L6 Land- und Forstwirtschaft
L6800 Ausländergrunderwerb, Grundverkehr

Norm

Nö GVG 1989 §3 Abs2 lith
Nö GVG 1989 §3 Abs3 litb

Leitsatz

Keine denkunmögliche oder willkürliche Versagung der grundverkehrsbehördlichen Genehmigung eines Liegenschaftserwerbs mangels Absicht zur Errichtung oder Vergrößerung einer gewerblichen, industriellen oder bergbaulichen Anlage und wegen eines den ortsüblichen Verkehrswert erheblich übersteigenden Kaufpreises

Spruch

Der beschwerdeführende Fonds ist durch den angefochtenen Bescheid weder in einem verfassungsgesetzlich gewährleisteten Recht noch wegen Anwendung einer rechtswidrigen generellen Norm in seinen Rechten verletzt worden.

Die Beschwerde wird abgewiesen.

Begründung

Entscheidungsgründe:

I. 1. Der Wiener Wirtschaftsförderungsfonds erwarb von der Stadt Wien (Wiener Stadt- und Elektrizitätswerke) mit Kaufvertrag das landwirtschaftlich genutzte Grundstück Nr. 1749/1 in EZ 2167 KG Vösendorf im Ausmaß von 22.645 m2 zum Preis von 6,700.000,- S.

Die Grundverkehrs-Bezirkskommission für den Wirkungsbereich der Bezirksbauernkammer Mödling am Sitz der Bezirkshauptmannschaft Mödling versagte der beabsichtigten Eigentumsübertragung die Zustimmung.

Die gegen diesen Bescheid (nur) vom Käufer eingebrachte Berufung wurde von der Grundverkehrs-Landeskommission beim Amt der Niederösterreichischen Landesregierung abgewiesen.

2. Gegen den Bescheid der Grundverkehrs-Landeskommission richtet sich die ausschließlich vom Käufer erhobene, auf Art144 Abs1 B-VG gestützte Beschwerde, mit der die Verletzung der verfassungsgesetzlich gewährleisteten Rechte auf Gleichheit aller Staatsbürger vor dem Gesetz sowie auf Unversehrtheit des Eigentums geltend gemacht und die kostenpflichtige Aufhebung des angefochtenen Bescheides begehrt wird.
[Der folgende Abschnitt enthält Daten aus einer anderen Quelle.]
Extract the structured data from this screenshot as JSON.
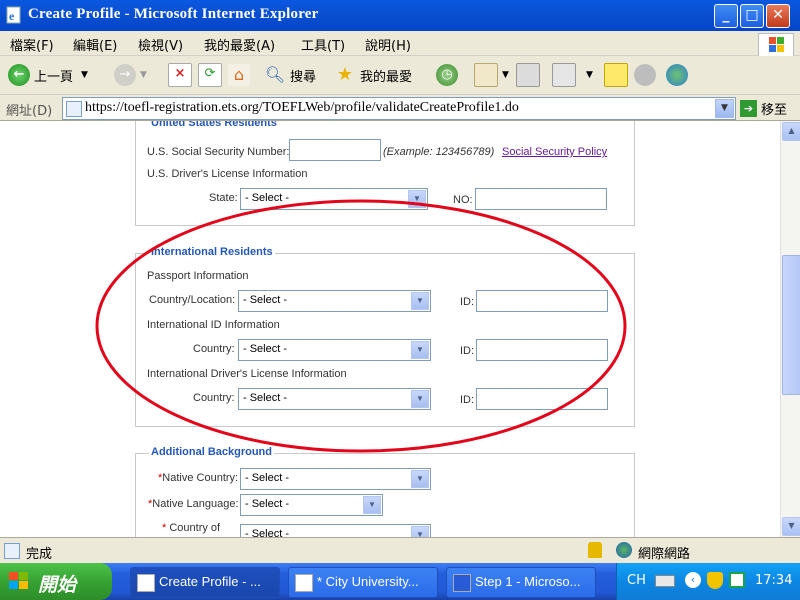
{
  "window": {
    "title": "Create Profile - Microsoft Internet Explorer",
    "min": "_",
    "max": "□",
    "close": "✕"
  },
  "menu": [
    "檔案(F)",
    "編輯(E)",
    "檢視(V)",
    "我的最愛(A)",
    "工具(T)",
    "說明(H)"
  ],
  "toolbar": {
    "back": "上一頁",
    "search": "搜尋",
    "favorites": "我的最愛"
  },
  "address": {
    "label": "網址(D)",
    "url": "https://toefl-registration.ets.org/TOEFLWeb/profile/validateCreateProfile1.do",
    "go": "移至"
  },
  "form": {
    "us_section": {
      "legend": "United States Residents",
      "ssn_label": "U.S. Social Security Number:",
      "ssn_example": "(Example: 123456789)",
      "ssn_policy_link": "Social Security Policy",
      "dl_heading": "U.S. Driver's License Information",
      "state_label": "State:",
      "state_value": "- Select -",
      "no_label": "NO:"
    },
    "intl_section": {
      "legend": "International Residents",
      "passport_heading": "Passport Information",
      "passport_country_label": "Country/Location:",
      "passport_country_value": "- Select -",
      "passport_id_label": "ID:",
      "intl_id_heading": "International ID Information",
      "intl_id_country_label": "Country:",
      "intl_id_country_value": "- Select -",
      "intl_id_label": "ID:",
      "dl_heading": "International Driver's License Information",
      "dl_country_label": "Country:",
      "dl_country_value": "- Select -",
      "dl_id_label": "ID:"
    },
    "background_section": {
      "legend": "Additional Background",
      "native_country_label": "Native Country:",
      "native_country_value": "- Select -",
      "native_language_label": "Native Language:",
      "native_language_value": "- Select -",
      "country_of_label_1": "Country of",
      "country_of_value": "- Select -"
    },
    "required_marker": "*"
  },
  "status": {
    "text": "完成",
    "zone": "網際網路"
  },
  "taskbar": {
    "start": "開始",
    "tasks": [
      "Create Profile - ...",
      "* City University...",
      "Step 1 - Microso..."
    ],
    "lang": "CH",
    "time": "17:34"
  },
  "colors": {
    "annotation_ring": "#e3061a",
    "legend_blue": "#2457b5",
    "title_blue": "#0a4fd1"
  }
}
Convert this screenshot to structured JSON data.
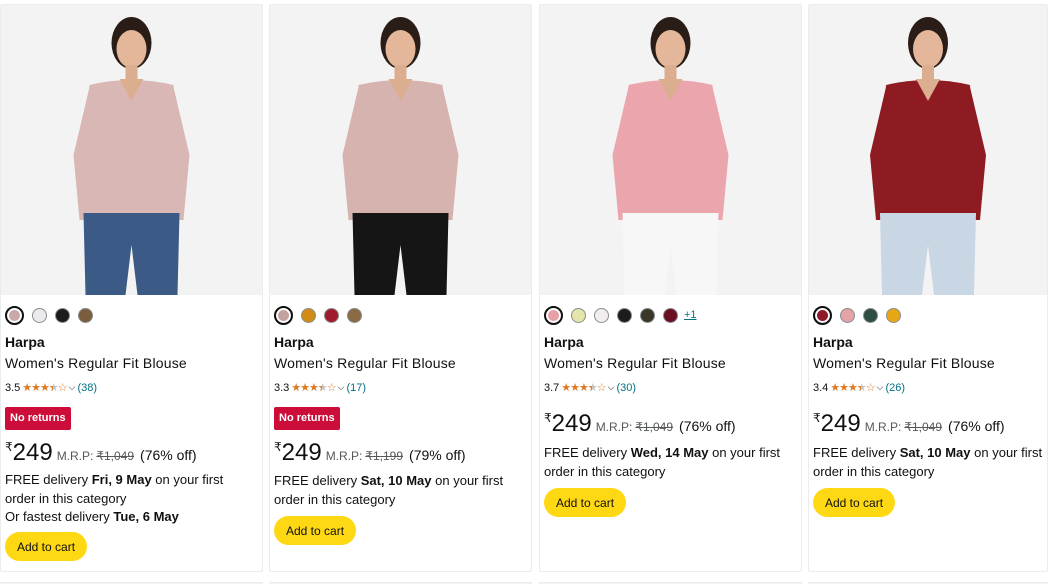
{
  "products": [
    {
      "swatch_colors": [
        "#c9a8a8",
        "#ebebee",
        "#1c1c1c",
        "#7a5c3e"
      ],
      "brand": "Harpa",
      "title": "Women's Regular Fit Blouse",
      "rating": "3.5",
      "reviews": "(38)",
      "badge": "No returns",
      "currency": "₹",
      "price": "249",
      "mrp_label": "M.R.P:",
      "mrp": "₹1,049",
      "discount": "(76% off)",
      "delivery_prefix": "FREE delivery ",
      "delivery_date": "Fri, 9 May",
      "delivery_suffix": " on your first order in this category",
      "fastest_prefix": "Or fastest delivery ",
      "fastest_date": "Tue, 6 May",
      "cart_label": "Add to cart",
      "garment_color": "#d9b7b5",
      "pants_color": "#3c5a86"
    },
    {
      "swatch_colors": [
        "#c4a39f",
        "#d08c14",
        "#a01c2c",
        "#8a6b45"
      ],
      "brand": "Harpa",
      "title": "Women's Regular Fit Blouse",
      "rating": "3.3",
      "reviews": "(17)",
      "badge": "No returns",
      "currency": "₹",
      "price": "249",
      "mrp_label": "M.R.P:",
      "mrp": "₹1,199",
      "discount": "(79% off)",
      "delivery_prefix": "FREE delivery ",
      "delivery_date": "Sat, 10 May",
      "delivery_suffix": " on your first order in this category",
      "cart_label": "Add to cart",
      "garment_color": "#d6b3ae",
      "pants_color": "#151515"
    },
    {
      "swatch_colors": [
        "#e6a0a8",
        "#e3e6a8",
        "#f4eded",
        "#1c1c1c",
        "#3b3728",
        "#6b0f22"
      ],
      "more_colors": "+1",
      "brand": "Harpa",
      "title": "Women's Regular Fit Blouse",
      "rating": "3.7",
      "reviews": "(30)",
      "currency": "₹",
      "price": "249",
      "mrp_label": "M.R.P:",
      "mrp": "₹1,049",
      "discount": "(76% off)",
      "delivery_prefix": "FREE delivery ",
      "delivery_date": "Wed, 14 May",
      "delivery_suffix": " on your first order in this category",
      "cart_label": "Add to cart",
      "garment_color": "#eba6ad",
      "pants_color": "#f7f7f7"
    },
    {
      "swatch_colors": [
        "#8e1a2a",
        "#e4a3a6",
        "#2e4d43",
        "#e8a714"
      ],
      "brand": "Harpa",
      "title": "Women's Regular Fit Blouse",
      "rating": "3.4",
      "reviews": "(26)",
      "currency": "₹",
      "price": "249",
      "mrp_label": "M.R.P:",
      "mrp": "₹1,049",
      "discount": "(76% off)",
      "delivery_prefix": "FREE delivery ",
      "delivery_date": "Sat, 10 May",
      "delivery_suffix": " on your first order in this category",
      "cart_label": "Add to cart",
      "garment_color": "#8e1a22",
      "pants_color": "#c9d6e3"
    }
  ]
}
3. Die Grundverkehrs-Landeskommission als Behörde, die den angefochtenen Bescheid erlassen hat, hat die Verwaltungsakten vorgelegt und in einer Gegenschrift die Abweisung der Beschwerde beantragt.

II. Der Verfassungsgerichtshof hat über die - zulässige - Beschwerde erwogen:

1. Die für den angefochtenen Bescheid inhaltlich bedeutsamen Vorschriften des NÖ Grundverkehrsgesetzes 1989, LGBl. 6800-0, idF der Gesetze LGBl. 6800-1 und 6800-2 (im folgenden: NÖ GVG 1989), lauten:

"§1

Begriffsbestimmungen

1. Land- oder forstwirtschaftliche Liegenschaften sind

a) ...

b) einzelne oder mehrere Grundstücke, Betriebs- und Wohngebäude, die ganz oder überwiegend zu einem land- oder forstwirtschaftlichen Betrieb gehören oder land- oder forstwirtschaftlich genutzt werden. Hiebei ist die Beschaffenheit oder die Art ihrer tatsächlichen Verwendung maßgebend. ...

§2

Beschränkungen des Verkehrs mit land- oder

forstwirtschaftlichen Liegenschaften

(1) Rechtsgeschäfte unter Lebenden über land- oder forstwirtschaftliche Liegenschaften bedürfen zu ihrer Gültigkeit der Zustimmung der Grundverkehrsbehörde, wenn sie zum Gegenstand haben:

Die Übertragung des Eigentums,

...

§3

Voraussetzungen für die Zustimmung

(1) Die Grundverkehrsbehörde hat einem Rechtsgeschäft die Zustimmung zu erteilen, wenn es dem allgemeinen Interesse an der Erhaltung, Stärkung oder Schaffung eines leistungsfähigen Bauernstandes nicht widerstreitet. Soweit ein solches Interesse nicht besteht, hat die Grundverkehrsbehörde dem Rechtsgeschäft auch dann die Zustimmung zu erteilen, wenn das Rechtsgeschäft dem Interesse an der Erhaltung, Stärkung oder Schaffung eines wirtschaftlich gesunden land- oder forstwirtschaftlichen Grundbesitzes nicht widerstreitet.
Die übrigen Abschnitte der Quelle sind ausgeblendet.